The first upgrade is the hardest, but after that we will have the framework in place to perform consecutive upgrades much sooner. When the pg11 to pg15 upgrade becomes available it will be in-place online without affecting the DMLs, no other pg fork offers this capability today.

I was referring to the effort by the developers to keep the forked codebase itself up to date with mainline. Isn't that the main hurdle?

My understanding is that you are patching a lot of core Postgres code rather than providing the functionality through any kind of plugin interface, so every time there is a major Postgres release, "rebasing" on top of it is a large effort.

That, to my knowledge, is why Greenplum fell behind so much. It took them four years to get from 9.6 to 12, and I believe that's where they are today.

Cutis is an extension. That's the best you can get by being outside the core db. If you want true distributed architecture then you need to change the QO, DDL, transaction, even query stat components. At which point it ends up being a fork.

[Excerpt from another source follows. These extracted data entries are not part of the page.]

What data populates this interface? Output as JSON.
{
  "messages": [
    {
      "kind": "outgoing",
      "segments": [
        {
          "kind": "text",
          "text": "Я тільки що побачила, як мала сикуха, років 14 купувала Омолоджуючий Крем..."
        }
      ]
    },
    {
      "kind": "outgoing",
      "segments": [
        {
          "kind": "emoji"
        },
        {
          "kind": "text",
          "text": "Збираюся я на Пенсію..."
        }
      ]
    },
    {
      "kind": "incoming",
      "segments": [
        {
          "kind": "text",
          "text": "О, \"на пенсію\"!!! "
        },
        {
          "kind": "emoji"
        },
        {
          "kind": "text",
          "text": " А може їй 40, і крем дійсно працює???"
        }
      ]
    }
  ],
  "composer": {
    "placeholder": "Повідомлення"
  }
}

Yes, the merges are hard. But pg12 changed lots of fundamental things making it very challenging. Pg15 to pg17 should be much simpler.

Yugabyte is Postgres compatible, not actually Postgres.

It's also only compatible insofar that you can use only a subset of Postgres features, as they're only supporting the most basics things like select, views etc

Triggers, notifys etc were out of scope the last time I checked (which has admittedly been a while)

You're right of course, it's not entirely compatible, but this might be interesting:

> We use vanilla Postgres as-is for the query layer and replace Postgres storage with YugabyteDB’s own distributed storage engine.

https://www.yugabyte.com/blog/yugabytedb-enhanced-postgres-c...

I only skimmed that blog post after a while because it reads like a pitch from an MBA targeted at venture capitalists.

I feel like thats not actually a distinction that matters to application developers, because they know thats just a technical detail that only concerns the developers of the database. Ultimately, all the compatibility has to be implemented in the storage engine. The fact that they're using Postgres's porcelain is surely a time saver for them, but of no consequence to the consumers/users of the database

YugabyteDB supports much more than basic things. I've been a 3+ years dev advocate for Yugabyte, and I've always seen triggers. LISTEN/NOTIFY is not yet there (it is an anti-pattern for horizontal scalability, but we will add it as some frameworks use it). Not yet 100% compatible, but there's no Distributed SQL with more PG compatibility. Many (Spanner, CRDB, DSQL) are only wire protocol + dialect. YugabyteDB runs Postgres code and provides the same behavior (locks, isolation levels, datatype arithmetic...)
One thing possibly holding some folks back is the version of Postgres it's held back to. Right now YDB has PostgreSQL 12 comparability. Support for PG15 is under active development, so hopefully it's a 2025 feature. I really wanted to be able to actually use YugabyteDB for once, but our developers reportedly are using PG15+ features.

https://github.com/yugabyte/yugabyte-db/issues/9797

YDB is another database, they unfortunately didn't protect that trademark.

But they do call it yugabyteDB, YugabyteDB, YugaByte DB, yugabyte-db, and Yugabyte.

Right now it's based on PostgreSQL 11.2 with some patches pulled from newer releases. The upgrade will be to PG 15, and includes work to make further PG upgrades easier (think online upgrading a cluster on postgresql major versions).